Dianne Gubin with Advice on Dealing with Hostile Interviewers

Tip of the Week
by Dianne Gubin

Advice on Dealing with Hostile Interviewers

Have you ever been on a job interview and felt the situation spin out of your control, maybe to the point where you even felt the interview turned hostile?

Hiring managers are more cautious now about hiring and ensuring a match for the team. In addition, they want to know that your skills, background, and interests will make THEIR projects successful.

With this mindset, hiring managers interview looking for reasons to disqualify candidates.

Hiring managers may not know what questions to ask you, as interviewing may be a skill that is used infrequently. Or large corporations, nervous regarding discrimination issues, may ask every candidate the same question and rank the answers for comparison between candidates.

Typical interview questions regarding your background, particularly transitions regarding reasons for leaving companies, are salary history, past projects, manageability, and more. It’s your responsibility to make sure that your interview highlights your strengths.

It’s easy to get frustrated during an interview. You are doing your best and the hiring manager is looking for reasons to disqualify you.

It’s your responsibility to make sure that your background is conveyed as succinctly as possible to everyone involved in the interview process. Look at an interview as a sales call. When the interviewer asks a question that makes you feel uncomfortable, answer the question to the best of your ability and then add information that brings the conversation back to your skills and background fitting the position.
For example, you quit a job where you didn’t get along with your boss. Instead of describing the situation at length, gloss over your history in one sentence or less. You can say, “I left because there really was no room for growth and this is very important to me at this time.”

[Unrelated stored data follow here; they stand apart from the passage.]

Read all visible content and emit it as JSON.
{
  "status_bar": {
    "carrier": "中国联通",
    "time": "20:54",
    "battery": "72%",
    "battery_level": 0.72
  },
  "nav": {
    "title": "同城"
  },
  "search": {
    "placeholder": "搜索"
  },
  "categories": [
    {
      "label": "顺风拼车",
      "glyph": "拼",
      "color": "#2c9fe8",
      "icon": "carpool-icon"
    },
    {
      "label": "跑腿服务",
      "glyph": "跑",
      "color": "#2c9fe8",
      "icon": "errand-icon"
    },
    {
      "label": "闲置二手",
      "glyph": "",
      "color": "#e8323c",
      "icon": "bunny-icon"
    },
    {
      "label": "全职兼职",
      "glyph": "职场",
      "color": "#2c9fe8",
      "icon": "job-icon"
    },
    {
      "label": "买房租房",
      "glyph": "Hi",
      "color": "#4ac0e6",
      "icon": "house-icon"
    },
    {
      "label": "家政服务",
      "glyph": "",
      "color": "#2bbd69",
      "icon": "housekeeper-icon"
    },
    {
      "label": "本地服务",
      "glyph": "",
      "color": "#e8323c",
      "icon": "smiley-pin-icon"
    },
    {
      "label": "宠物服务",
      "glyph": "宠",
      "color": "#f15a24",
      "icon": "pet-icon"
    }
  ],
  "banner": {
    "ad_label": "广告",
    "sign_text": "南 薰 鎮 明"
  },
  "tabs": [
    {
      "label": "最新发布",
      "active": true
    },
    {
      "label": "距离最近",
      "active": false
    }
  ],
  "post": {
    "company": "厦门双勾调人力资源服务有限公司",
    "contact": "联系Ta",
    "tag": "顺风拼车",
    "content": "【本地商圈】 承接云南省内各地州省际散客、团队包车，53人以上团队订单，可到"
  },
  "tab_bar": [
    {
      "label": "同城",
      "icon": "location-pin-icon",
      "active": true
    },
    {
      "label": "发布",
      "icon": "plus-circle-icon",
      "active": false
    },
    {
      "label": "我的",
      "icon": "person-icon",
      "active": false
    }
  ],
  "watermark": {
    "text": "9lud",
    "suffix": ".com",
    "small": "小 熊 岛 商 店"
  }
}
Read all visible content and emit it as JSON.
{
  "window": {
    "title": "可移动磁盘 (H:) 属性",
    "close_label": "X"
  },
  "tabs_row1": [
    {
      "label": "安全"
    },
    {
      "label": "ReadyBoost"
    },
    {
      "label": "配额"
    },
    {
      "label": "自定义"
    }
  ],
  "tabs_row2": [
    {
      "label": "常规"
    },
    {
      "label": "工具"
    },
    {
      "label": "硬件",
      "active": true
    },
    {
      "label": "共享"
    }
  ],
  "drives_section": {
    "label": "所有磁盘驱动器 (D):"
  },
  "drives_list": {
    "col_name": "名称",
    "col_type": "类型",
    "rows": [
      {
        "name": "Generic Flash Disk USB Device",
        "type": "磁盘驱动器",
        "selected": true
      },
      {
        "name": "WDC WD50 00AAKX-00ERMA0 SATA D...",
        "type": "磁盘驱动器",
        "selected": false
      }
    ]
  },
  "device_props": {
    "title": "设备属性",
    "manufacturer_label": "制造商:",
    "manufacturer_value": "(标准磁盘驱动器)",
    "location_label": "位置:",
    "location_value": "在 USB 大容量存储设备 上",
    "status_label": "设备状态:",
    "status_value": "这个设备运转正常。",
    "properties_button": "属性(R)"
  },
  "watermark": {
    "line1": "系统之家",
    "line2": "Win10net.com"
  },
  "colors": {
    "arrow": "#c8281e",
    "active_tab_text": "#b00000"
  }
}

When new people are brought into the room during your interview, don’t assume that they are familiar with your background or have even seen your résumé. Bring new arrivals into the conversation. You can say, “I know I said this before… I’m currently working at XYZ Company as a project manager working on enterprise wide systems. I’m PMP certified. My project is ending soon and I’m looking for a new opportunity in the healthcare industry.”

Take charge of the interview. Answer questions, ask questions, and, if appropriate, bring samples of your work.

An interview may seem hostile as not everyone knows how to be a gracious host to a guest in an office. Or the interview may follow a tangent for which you’re not prepared. Studying lists of common interview questions and have prepared answers are helpful.

Just know that even if you don’t get the job because the interview turned to what you perceive as hostile, this probably isn’t an environment in which you want to work.

Just chalk up the interview to one more sales call that brings you one step closer to your next position.